Friday 31 May 2013

5th February, 1953 - this is what freedom looks like


The end of sweet rationing. There were essential reasons for introducing rationing of all sorts of things during the war - among them the fact that the country was skint, valuable resources had to be directed towards the war effort, and the German military was deliberately targetting food shipments to Britain. But there was really no need to keep anything rationed seven and a half years after the war ended. Only socialists would have imagined that this was either necessary or desirable - socialists simply love controlling the minutiae of people's daily lives.

So Winston Churchill's Tory government abolished sweet rationing, and the kids went mad with joy. The three top sellers were toffee apples, nougat and liquorice.  With the reintroduction of a free market in confectionery - and despite the lack of a rolling, centrally-controlled five-year plan for sweet production - Britain has never subsequently run short of gobstoppers, pear-drops or chocolate bars. Wonderful thing, the free market.

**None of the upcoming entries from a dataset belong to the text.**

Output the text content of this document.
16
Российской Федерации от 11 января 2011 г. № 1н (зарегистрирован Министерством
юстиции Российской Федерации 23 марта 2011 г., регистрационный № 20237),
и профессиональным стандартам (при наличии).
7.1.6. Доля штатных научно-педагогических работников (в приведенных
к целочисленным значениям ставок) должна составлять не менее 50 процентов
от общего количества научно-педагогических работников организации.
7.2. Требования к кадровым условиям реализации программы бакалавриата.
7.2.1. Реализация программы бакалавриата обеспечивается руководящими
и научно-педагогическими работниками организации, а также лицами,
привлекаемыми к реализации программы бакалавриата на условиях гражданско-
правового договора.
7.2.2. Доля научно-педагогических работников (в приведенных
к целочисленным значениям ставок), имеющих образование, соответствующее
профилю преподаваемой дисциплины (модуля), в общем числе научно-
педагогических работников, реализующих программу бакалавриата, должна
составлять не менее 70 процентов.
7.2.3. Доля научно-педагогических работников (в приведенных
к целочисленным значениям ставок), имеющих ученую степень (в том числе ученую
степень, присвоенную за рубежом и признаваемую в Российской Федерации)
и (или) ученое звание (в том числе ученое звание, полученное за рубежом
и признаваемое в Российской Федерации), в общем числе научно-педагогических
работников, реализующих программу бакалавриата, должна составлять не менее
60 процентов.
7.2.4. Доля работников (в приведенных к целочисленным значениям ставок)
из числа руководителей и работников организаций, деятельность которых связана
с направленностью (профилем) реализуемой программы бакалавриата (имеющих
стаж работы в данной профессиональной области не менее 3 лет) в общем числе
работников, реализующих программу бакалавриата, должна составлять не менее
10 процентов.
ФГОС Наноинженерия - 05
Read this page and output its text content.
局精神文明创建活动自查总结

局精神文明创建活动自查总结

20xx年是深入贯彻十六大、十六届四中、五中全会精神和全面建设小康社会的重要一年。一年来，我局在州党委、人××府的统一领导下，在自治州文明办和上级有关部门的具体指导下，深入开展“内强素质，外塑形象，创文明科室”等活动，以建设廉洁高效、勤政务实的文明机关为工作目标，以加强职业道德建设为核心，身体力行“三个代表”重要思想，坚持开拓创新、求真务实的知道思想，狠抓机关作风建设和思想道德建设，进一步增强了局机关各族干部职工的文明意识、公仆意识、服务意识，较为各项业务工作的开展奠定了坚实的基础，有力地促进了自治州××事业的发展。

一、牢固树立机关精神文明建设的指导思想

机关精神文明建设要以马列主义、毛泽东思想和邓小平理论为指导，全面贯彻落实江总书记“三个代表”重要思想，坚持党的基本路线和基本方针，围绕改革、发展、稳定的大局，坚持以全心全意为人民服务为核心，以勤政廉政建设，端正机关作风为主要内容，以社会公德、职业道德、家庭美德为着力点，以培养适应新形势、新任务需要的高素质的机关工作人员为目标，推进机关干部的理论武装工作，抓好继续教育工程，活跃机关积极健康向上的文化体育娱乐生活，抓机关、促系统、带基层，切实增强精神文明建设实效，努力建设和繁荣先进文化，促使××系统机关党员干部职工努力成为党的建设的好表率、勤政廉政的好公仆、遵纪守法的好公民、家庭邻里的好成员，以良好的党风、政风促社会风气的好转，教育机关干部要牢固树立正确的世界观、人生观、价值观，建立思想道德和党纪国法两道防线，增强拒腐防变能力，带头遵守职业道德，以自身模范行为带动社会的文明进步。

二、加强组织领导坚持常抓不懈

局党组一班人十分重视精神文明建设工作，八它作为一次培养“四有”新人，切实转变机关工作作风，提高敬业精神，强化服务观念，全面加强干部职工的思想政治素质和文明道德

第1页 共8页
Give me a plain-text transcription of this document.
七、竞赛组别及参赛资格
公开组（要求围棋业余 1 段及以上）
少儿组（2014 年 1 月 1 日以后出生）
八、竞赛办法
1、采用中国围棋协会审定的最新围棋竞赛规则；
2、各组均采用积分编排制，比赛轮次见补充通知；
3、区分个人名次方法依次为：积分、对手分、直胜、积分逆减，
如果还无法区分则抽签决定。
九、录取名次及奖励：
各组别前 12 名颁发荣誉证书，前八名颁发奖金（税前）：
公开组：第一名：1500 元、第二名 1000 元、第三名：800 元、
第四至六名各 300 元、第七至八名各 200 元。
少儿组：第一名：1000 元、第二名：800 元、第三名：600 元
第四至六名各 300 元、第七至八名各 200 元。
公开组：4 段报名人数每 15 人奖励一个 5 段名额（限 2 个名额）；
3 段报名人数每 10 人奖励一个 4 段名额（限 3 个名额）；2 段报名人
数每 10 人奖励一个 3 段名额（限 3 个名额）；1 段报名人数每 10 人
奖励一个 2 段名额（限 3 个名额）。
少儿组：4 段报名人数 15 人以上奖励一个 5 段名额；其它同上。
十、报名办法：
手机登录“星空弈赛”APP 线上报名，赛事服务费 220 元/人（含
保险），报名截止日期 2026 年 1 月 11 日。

In the course of my extensive research for this post, I came across a fascinating snippet on Wikipedia (so I can't entirely vouch for its accuracy - but it rings true):
Even though rationing formally ended in 1954, cheese production remained dramatically affected for decades afterward. During rationing, most milk in Britain was used to make just one kind of cheese, nicknamed "Government Cheddar" (not to be confused with the "government cheese" issued by the US welfare system). This wiped out nearly all other cheese production in the country, and some indigenous varieties of cheese almost disappeared. Later government controls on milk prices continued to discourage production of other varieties of cheese until well into the 1980s.
No wonder one of Ronald Reagan's favourite remarks to government underlings was "Don't just do something - stand there!"